E essas drogas que conseguiram elevar a qualidade de vida das pacientes. “Hoje elas têm a vida mais próxima possível do normal. A maioria trabalha e toca a vida normalmente, mas com algumas limitações, como ter que vir no hospital fazer tratamento”, fala Manso.

No entanto, os medicamentos têm sim efeitos colaterais. “Dependendo da droga, a qualidade de vida não é tão boa. Algumas provocam diarreias importantes. Se um dia passando mal já é ruim, imagina viver com isso?”, questiona Drauzio.

Além das drogas anticâncer, Rafael Kaliks, oncologista membro da SBOC (Sociedade Brasileira de Oncologia Clínica), também destaca que houveram avanços no controle da dor das pacientes, principalmente nas que tinham metástase óssea.
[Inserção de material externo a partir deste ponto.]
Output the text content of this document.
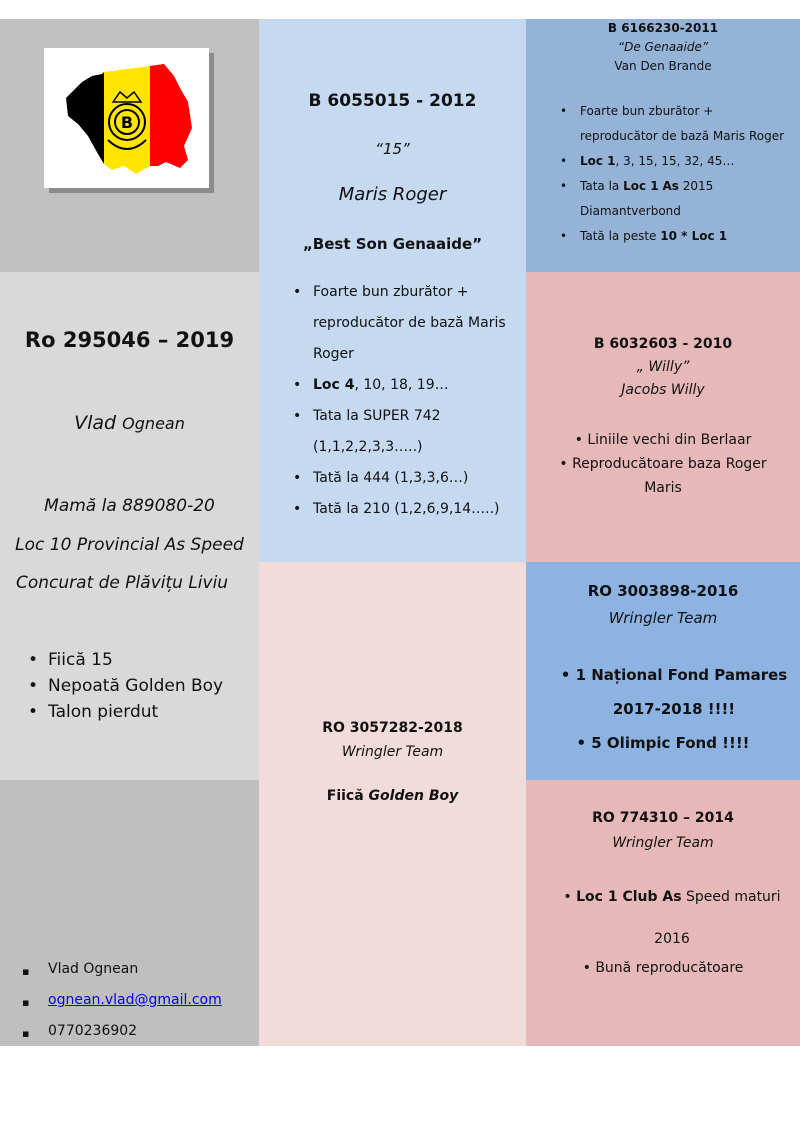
B
Ro 295046 – 2019
Vlad Ognean
Mamă la 889080-20
Loc 10 Provincial As Speed
Concurat de Plăvițu Liviu
• Fiică 15
• Nepoată Golden Boy
• Talon pierdut
▪ Vlad Ognean
▪ ognean.vlad@gmail.com
▪ 0770236902
B 6055015 - 2012
“15”
Maris Roger
„Best Son Genaaide”
• Foarte bun zburător + reproducător de bază Maris Roger
• Loc 4, 10, 18, 19…
• Tata la SUPER 742 (1,1,2,2,3,3…..)
• Tată la 444 (1,3,3,6…)
• Tată la 210 (1,2,6,9,14…..)
RO 3057282-2018
Wringler Team
Fiică Golden Boy
B 6166230-2011
“De Genaaide”
Van Den Brande
• Foarte bun zburător + reproducător de bază Maris Roger
• Loc 1, 3, 15, 15, 32, 45…
• Tata la Loc 1 As 2015 Diamantverbond
• Tată la peste 10 * Loc 1
B 6032603 - 2010
„ Willy”
Jacobs Willy
• Liniile vechi din Berlaar
• Reproducătoare baza Roger Maris
RO 3003898-2016
Wringler Team
• 1 Național Fond Pamares 2017-2018 !!!!
• 5 Olimpic Fond !!!!
RO 774310 – 2014
Wringler Team
• Loc 1 Club As Speed maturi 2016
• Bună reproducătoare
“Agora temos mais drogas para a dor e para diminuir os efeitos colaterais do tratamento, como as dores neuropáticas que comprometem os nervos. Também temos uma série de antidepressivos para ajudar no controle da depressão”, elenca Kaliks.

Mas então essas drogas são capazes de curar o câncer?

Ainda não dá para dizer isso. As drogas alvo moleculares, de fato, são um avanço importante para a oncologia, mas o problema é que, eventualmente, elas param de fazer efeito e aí o oncologista precisa trocar o protocolo e, muitas vezes, a doença progride.

Segundo Drauzio, o termo 'cura' é muito evitado pelos oncologistas. “Hoje temos casos de câncer de mama com remissão completa de cinco anos. Será que esses pacientes não estão curados definitivamente? Talvez sim, mas a gente é reticente em falar ‘cura’, preferimos remissão. Mas no futuro acredito que existirão drogas capazes de curar a doença", fala Drauzio.